Сеяли по-дедовски, из лукошка, кто чего — ржицу, овес, просо, а кому уж нечего было скрести — посадил картошку, невесть как сбереженную.
Надежда была и на огороды: тут не хлебный злак в землю зарывать, гарбузы ели — семечки прятали, посиделок не устраивалось — лузгать негде было… На огороды надежда была и на сады.
В награду за муки, истощившие у сельчан дух и тело, небо с апреля забросало Сыровцы белыми и розовыми венками, сады тыны ломали молодыми ветвями в небывалом цвету… В награду, а может, в новое страшное наказание… По вечерам, когда полотна тумана стелились на реку и на луг, томительным теплом дышали недвижные, тяжело осыпанные лунным светом яблони, а со старых осокорей, до неба простерших темные кроны, низвергалось соловьиное пенье, и тогда молодайки, не успевшие налюбиться, девчата, у которых была и вовсе отнята любовь, захлопывали окошки в хатах, комкали и обливали слезами ненужно мягкие, не от сладких ласк горячие подушки.
Была весна мукой и Кабуку. Пылил на бричке по улицам, изматерясь, собирал по хатам мала и велика поле пахать и жито сеять; а старушки, примостившись рядком на завалинке в затертых кожушках и латаных чоботах, судили-рядили Кабука.
— Лютует…
— Ой, лютует!
— Залютуешь, как нема в хате ни тепла, ни ласки.
— Мается под Фроськиными окнами, а она, как тот кремень, затвердела. А ведь любила!
— А он еще больше распаляется…
— Сколько молодиц на селе, а ему одна в душу запала…
— Она ждет своего Михайла…
— Бедует с малым дитем, а перед Кабуком не клонится…
— Святая душа…
— Э, не такой Кабук, чтоб миром отступиться…
— Что-то будет…
И вдруг пошел слух из одной хаты в другую: Михайло весть о себе дал — из плена. Почему-то передал не жене, Фросе, а матери, старой Устинье. Просил забрать в Сыровцы.
В чистое воскресное утро заливался над селом колокол — звал в церковь к ранишней службе. Колокол был невелик, до войны висел возле хаты колхозного правления — на случай пожара село поднимать. Конон при своем хилом сложении один втащил его на колокольню.

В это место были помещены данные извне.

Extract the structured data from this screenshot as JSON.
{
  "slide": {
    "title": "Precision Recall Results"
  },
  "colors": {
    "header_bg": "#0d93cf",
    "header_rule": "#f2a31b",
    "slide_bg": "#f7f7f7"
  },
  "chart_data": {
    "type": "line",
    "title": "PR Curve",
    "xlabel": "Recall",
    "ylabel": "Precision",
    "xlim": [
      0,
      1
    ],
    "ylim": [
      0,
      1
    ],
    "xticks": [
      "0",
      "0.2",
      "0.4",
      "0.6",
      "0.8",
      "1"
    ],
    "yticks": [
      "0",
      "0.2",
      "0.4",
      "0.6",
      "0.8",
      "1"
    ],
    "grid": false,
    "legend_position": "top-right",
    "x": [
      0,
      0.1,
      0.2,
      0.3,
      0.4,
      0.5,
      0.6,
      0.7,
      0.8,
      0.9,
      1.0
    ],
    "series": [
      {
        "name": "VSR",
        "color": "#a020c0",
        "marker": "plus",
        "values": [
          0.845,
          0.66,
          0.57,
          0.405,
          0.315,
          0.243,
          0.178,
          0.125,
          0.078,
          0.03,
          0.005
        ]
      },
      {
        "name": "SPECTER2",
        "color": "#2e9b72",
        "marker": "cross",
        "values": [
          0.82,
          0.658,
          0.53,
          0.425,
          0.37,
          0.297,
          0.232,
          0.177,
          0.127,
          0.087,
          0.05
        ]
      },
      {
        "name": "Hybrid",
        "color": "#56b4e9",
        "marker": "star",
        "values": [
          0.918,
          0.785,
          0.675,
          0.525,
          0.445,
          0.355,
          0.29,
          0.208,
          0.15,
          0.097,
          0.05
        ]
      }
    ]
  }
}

Невелик был колокол и не тонкого литья, не малинового звона, но как бы там ни было, а все шло по закону мирскому, и к церкви, уютно прорисовывающейся в легкой, как туманец, зелени осокорей, ковыляли старушки в вынутых из сундуков белых ситцевых платочках. Конон стоял у ограды, зыркал глазами в обе стороны улицы: собирается ли сход?
В это же утро к Артему Соколюку въехала повозка. Не старый еще человек — Марийка видела его впервые — завернул к кузне, бросил вожжи в повозку, начал распрягать лошадь, Артем помогал ему. Задержал он его недолго, проводил за подворье, вошел в хату озабоченный. Подала тетя Дуня на стол, — от Марийки не ускользнуло: любимый свой кисляк ковырял как попало, не отрезал — в удовольствие — ровные маслянисто-белые пласты ложкой.

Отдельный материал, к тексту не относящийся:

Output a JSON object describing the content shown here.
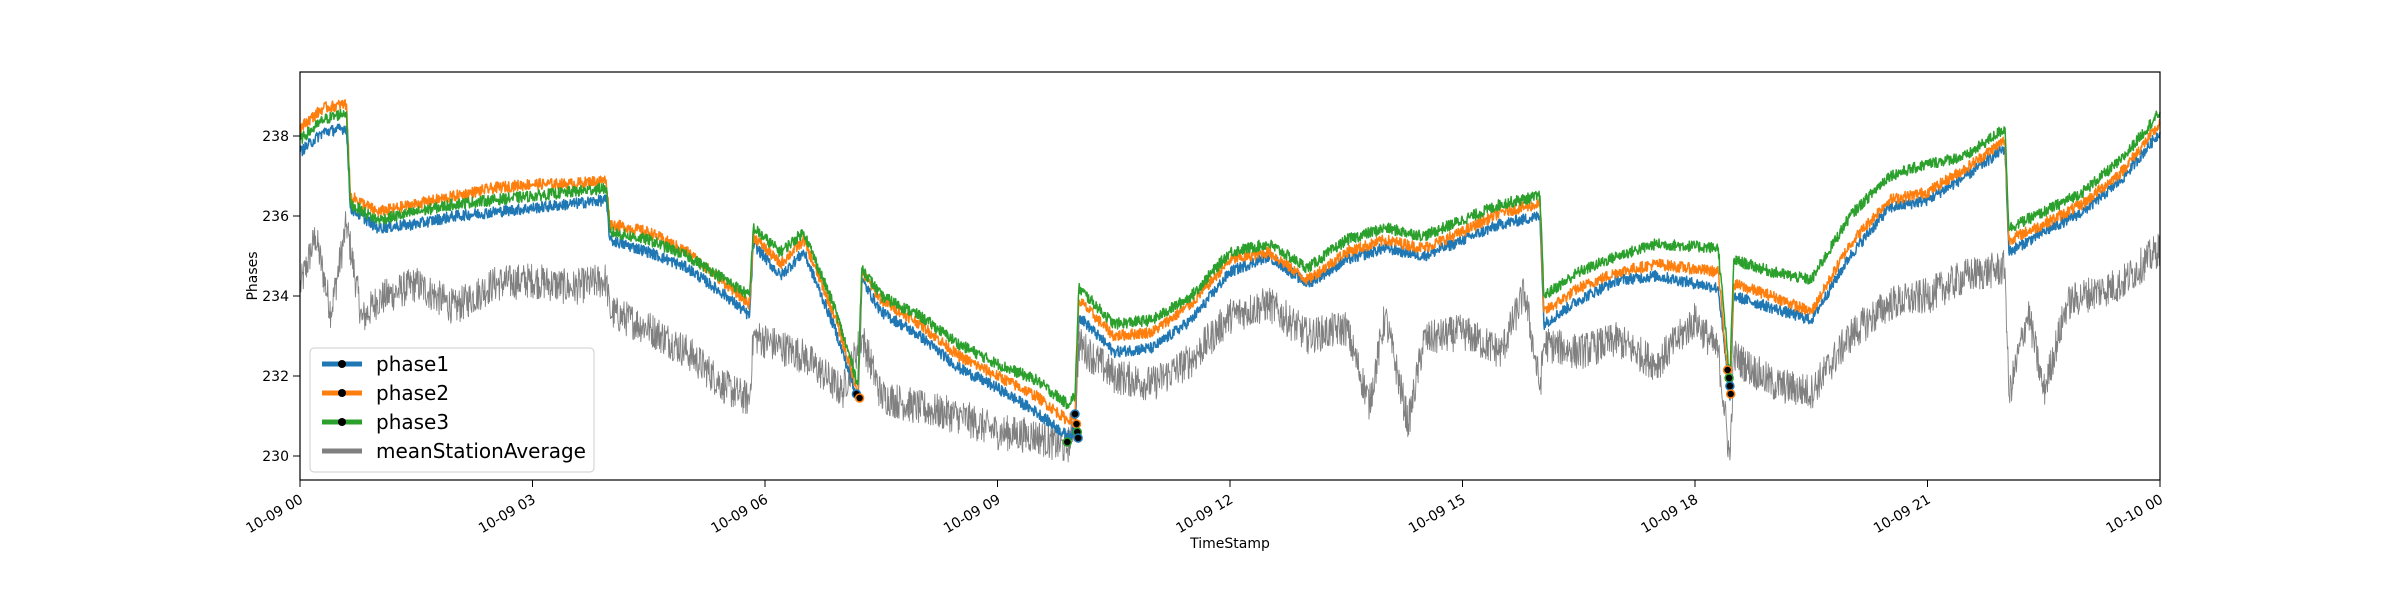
{
  "chart_data": {
    "type": "line",
    "xlabel": "TimeStamp",
    "ylabel": "Phases",
    "xlim": [
      "10-09 00:00",
      "10-10 00:00"
    ],
    "ylim": [
      229.4,
      239.6
    ],
    "x_ticks": [
      {
        "hour": 0,
        "label": "10-09 00"
      },
      {
        "hour": 3,
        "label": "10-09 03"
      },
      {
        "hour": 6,
        "label": "10-09 06"
      },
      {
        "hour": 9,
        "label": "10-09 09"
      },
      {
        "hour": 12,
        "label": "10-09 12"
      },
      {
        "hour": 15,
        "label": "10-09 15"
      },
      {
        "hour": 18,
        "label": "10-09 18"
      },
      {
        "hour": 21,
        "label": "10-09 21"
      },
      {
        "hour": 24,
        "label": "10-10 00"
      }
    ],
    "y_ticks": [
      230,
      232,
      234,
      236,
      238
    ],
    "grid": false,
    "legend_position": "lower-left",
    "series": [
      {
        "name": "phase1",
        "color": "#1f77b4",
        "x_hours": [
          0,
          0.3,
          0.6,
          0.65,
          1,
          1.5,
          2,
          2.5,
          3,
          3.5,
          3.95,
          4.0,
          4.5,
          5,
          5.5,
          5.8,
          5.85,
          6.2,
          6.5,
          6.9,
          7.2,
          7.25,
          7.5,
          8,
          8.5,
          9,
          9.5,
          9.9,
          10.0,
          10.05,
          10.5,
          11,
          11.5,
          12,
          12.5,
          13,
          13.5,
          14,
          14.5,
          15,
          15.5,
          16.0,
          16.05,
          16.5,
          17,
          17.5,
          18.3,
          18.45,
          18.5,
          19,
          19.5,
          20,
          20.5,
          21,
          21.5,
          22.0,
          22.05,
          22.5,
          23,
          23.5,
          24
        ],
        "values": [
          237.6,
          238.1,
          238.2,
          236.2,
          235.7,
          235.8,
          236.0,
          236.1,
          236.2,
          236.3,
          236.4,
          235.4,
          235.1,
          234.7,
          234.0,
          233.5,
          235.3,
          234.5,
          235.1,
          233.2,
          231.4,
          234.4,
          233.6,
          233.0,
          232.2,
          231.7,
          231.1,
          230.5,
          230.6,
          233.5,
          232.6,
          232.7,
          233.4,
          234.6,
          235.0,
          234.3,
          234.9,
          235.2,
          235.0,
          235.4,
          235.8,
          236.0,
          233.3,
          233.9,
          234.4,
          234.5,
          234.2,
          231.4,
          234.0,
          233.7,
          233.4,
          235.0,
          236.2,
          236.4,
          237.0,
          237.7,
          235.1,
          235.6,
          236.1,
          236.9,
          238.1
        ]
      },
      {
        "name": "phase2",
        "color": "#ff7f0e",
        "x_hours": [
          0,
          0.3,
          0.6,
          0.65,
          1,
          1.5,
          2,
          2.5,
          3,
          3.5,
          3.95,
          4.0,
          4.5,
          5,
          5.5,
          5.8,
          5.85,
          6.2,
          6.5,
          6.9,
          7.2,
          7.25,
          7.5,
          8,
          8.5,
          9,
          9.5,
          9.9,
          10.0,
          10.05,
          10.5,
          11,
          11.5,
          12,
          12.5,
          13,
          13.5,
          14,
          14.5,
          15,
          15.5,
          16.0,
          16.05,
          16.5,
          17,
          17.5,
          18.3,
          18.45,
          18.5,
          19,
          19.5,
          20,
          20.5,
          21,
          21.5,
          22.0,
          22.05,
          22.5,
          23,
          23.5,
          24
        ],
        "values": [
          238.2,
          238.7,
          238.8,
          236.5,
          236.1,
          236.3,
          236.5,
          236.7,
          236.8,
          236.8,
          236.9,
          235.8,
          235.6,
          235.1,
          234.3,
          233.8,
          235.5,
          234.8,
          235.4,
          233.5,
          231.6,
          234.6,
          233.9,
          233.3,
          232.5,
          232.0,
          231.5,
          230.9,
          231.0,
          233.9,
          233.0,
          233.1,
          233.8,
          234.9,
          235.1,
          234.4,
          235.1,
          235.4,
          235.2,
          235.6,
          236.1,
          236.3,
          233.6,
          234.2,
          234.6,
          234.8,
          234.6,
          231.6,
          234.3,
          234.0,
          233.6,
          235.3,
          236.4,
          236.6,
          237.2,
          237.9,
          235.4,
          235.8,
          236.3,
          237.1,
          238.3
        ]
      },
      {
        "name": "phase3",
        "color": "#2ca02c",
        "x_hours": [
          0,
          0.3,
          0.6,
          0.65,
          1,
          1.5,
          2,
          2.5,
          3,
          3.5,
          3.95,
          4.0,
          4.5,
          5,
          5.5,
          5.8,
          5.85,
          6.2,
          6.5,
          6.9,
          7.2,
          7.25,
          7.5,
          8,
          8.5,
          9,
          9.5,
          9.9,
          10.0,
          10.05,
          10.5,
          11,
          11.5,
          12,
          12.5,
          13,
          13.5,
          14,
          14.5,
          15,
          15.5,
          16.0,
          16.05,
          16.5,
          17,
          17.5,
          18.3,
          18.45,
          18.5,
          19,
          19.5,
          20,
          20.5,
          21,
          21.5,
          22.0,
          22.05,
          22.5,
          23,
          23.5,
          24
        ],
        "values": [
          237.9,
          238.4,
          238.6,
          236.3,
          235.9,
          236.1,
          236.3,
          236.4,
          236.5,
          236.6,
          236.7,
          235.6,
          235.4,
          235.0,
          234.4,
          234.0,
          235.7,
          235.1,
          235.6,
          233.7,
          231.8,
          234.7,
          234.0,
          233.5,
          232.8,
          232.3,
          231.9,
          231.3,
          231.5,
          234.2,
          233.3,
          233.4,
          234.0,
          235.1,
          235.3,
          234.7,
          235.4,
          235.7,
          235.5,
          235.9,
          236.3,
          236.5,
          234.0,
          234.6,
          235.0,
          235.3,
          235.2,
          231.9,
          234.9,
          234.6,
          234.4,
          236.0,
          237.0,
          237.3,
          237.5,
          238.2,
          235.7,
          236.1,
          236.6,
          237.4,
          238.6
        ]
      },
      {
        "name": "meanStationAverage",
        "color": "#808080",
        "x_hours": [
          0,
          0.2,
          0.4,
          0.6,
          0.8,
          1.0,
          1.5,
          2.0,
          2.5,
          3.0,
          3.5,
          3.95,
          4.0,
          4.5,
          5.0,
          5.5,
          5.8,
          5.85,
          6.5,
          7.0,
          7.25,
          7.5,
          8.0,
          8.5,
          9.0,
          9.5,
          9.9,
          10.0,
          10.05,
          10.5,
          11.0,
          11.5,
          12.0,
          12.5,
          13.0,
          13.5,
          13.8,
          14.0,
          14.3,
          14.5,
          15.0,
          15.5,
          15.8,
          16.0,
          16.05,
          16.5,
          17.0,
          17.5,
          18.0,
          18.3,
          18.45,
          18.5,
          19.0,
          19.5,
          20.0,
          20.5,
          21.0,
          21.5,
          22.0,
          22.05,
          22.3,
          22.5,
          22.8,
          23.0,
          23.5,
          24.0
        ],
        "values": [
          234.2,
          235.5,
          233.6,
          235.8,
          233.4,
          233.9,
          234.3,
          233.7,
          234.3,
          234.4,
          234.2,
          234.4,
          233.6,
          233.2,
          232.6,
          231.7,
          231.4,
          233.0,
          232.5,
          231.6,
          233.0,
          231.5,
          231.2,
          231.0,
          230.6,
          230.5,
          230.2,
          230.9,
          232.8,
          232.0,
          231.8,
          232.4,
          233.5,
          233.8,
          233.0,
          233.2,
          231.3,
          233.5,
          230.8,
          232.9,
          233.1,
          232.6,
          234.1,
          231.7,
          232.8,
          232.6,
          232.9,
          232.3,
          233.4,
          232.6,
          229.9,
          232.5,
          231.8,
          231.6,
          233.0,
          233.8,
          234.0,
          234.5,
          234.7,
          231.5,
          233.6,
          231.6,
          233.8,
          234.0,
          234.3,
          235.2
        ]
      }
    ]
  }
}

— Что-то там тот архангел блукает, погляди, Артем.
В окошке, куда показывала тетя Дуня, виднелся Конон.
— Несет нелегкая, — процедил сквозь зубы дядя Артем.
На пороге Конон перекрестился, ища образа, пропел тоненько:
— Хлеб да со-о-ль!
— Проходите к столу, — тетя Дуня обмела фартуком скамью.

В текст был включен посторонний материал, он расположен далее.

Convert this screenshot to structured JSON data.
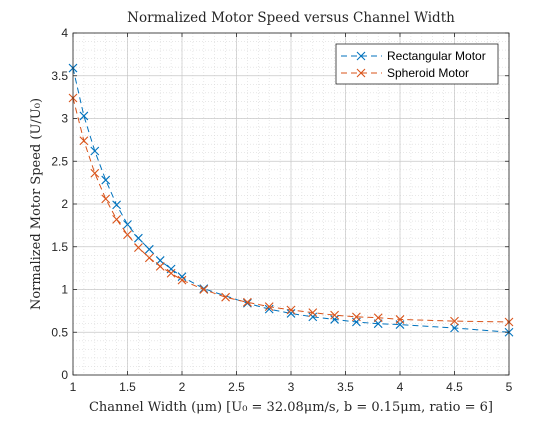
{
  "chart_data": {
    "type": "line",
    "title": "Normalized Motor Speed versus Channel Width",
    "xlabel": "Channel Width (μm) [U₀ = 32.08μm/s, b = 0.15μm, ratio = 6]",
    "ylabel": "Normalized Motor Speed (U/U₀)",
    "xlim": [
      1,
      5
    ],
    "ylim": [
      0,
      4
    ],
    "x_ticks": [
      "1",
      "1.5",
      "2",
      "2.5",
      "3",
      "3.5",
      "4",
      "4.5",
      "5"
    ],
    "y_ticks": [
      "0",
      "0.5",
      "1",
      "1.5",
      "2",
      "2.5",
      "3",
      "3.5",
      "4"
    ],
    "grid": true,
    "minor_grid": true,
    "legend_position": "top-right",
    "series": [
      {
        "name": "Rectangular Motor",
        "color": "#0072BD",
        "line_style": "dashed",
        "marker": "x",
        "x": [
          1.0,
          1.1,
          1.2,
          1.3,
          1.4,
          1.5,
          1.6,
          1.7,
          1.8,
          1.9,
          2.0,
          2.2,
          2.6,
          2.8,
          3.0,
          3.2,
          3.4,
          3.6,
          3.8,
          4.0,
          4.5,
          5.0
        ],
        "y": [
          3.59,
          3.03,
          2.62,
          2.28,
          1.99,
          1.76,
          1.6,
          1.47,
          1.34,
          1.24,
          1.15,
          1.01,
          0.84,
          0.77,
          0.72,
          0.68,
          0.65,
          0.62,
          0.6,
          0.59,
          0.55,
          0.5
        ]
      },
      {
        "name": "Spheroid Motor",
        "color": "#D95319",
        "line_style": "dashed",
        "marker": "x",
        "x": [
          1.0,
          1.1,
          1.2,
          1.3,
          1.4,
          1.5,
          1.6,
          1.7,
          1.8,
          1.9,
          2.0,
          2.2,
          2.4,
          2.6,
          2.8,
          3.0,
          3.2,
          3.4,
          3.6,
          3.8,
          4.0,
          4.5,
          5.0
        ],
        "y": [
          3.24,
          2.74,
          2.36,
          2.06,
          1.82,
          1.64,
          1.49,
          1.37,
          1.27,
          1.19,
          1.11,
          1.0,
          0.91,
          0.85,
          0.8,
          0.76,
          0.73,
          0.7,
          0.68,
          0.67,
          0.65,
          0.63,
          0.62
        ]
      }
    ]
  }
}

— Эге, сегодня ж воскресенье господне, еще и в церкви не отслужили, где ж там за стол. Греха не боитесь, соседка.
— Разве ж то грех — поесть человеку. Какая ж работа голодному…
— Ото ж оно и есть! — поднял палец Конон. — Работа в воскресенье. Греха не боитесь.
— Грех один, — сказал дядя Артем, гадливо глядя на Конона, — обидеть или обмануть. Несет вам бабка Горпина последнее, чтоб отец Трифон кадилом под носом полыхал…
— Грех, говоришь? — навострился Конон, тихо, по-лисьи подойдя к столу. — А ты вот только встал, а уже и грех содеял.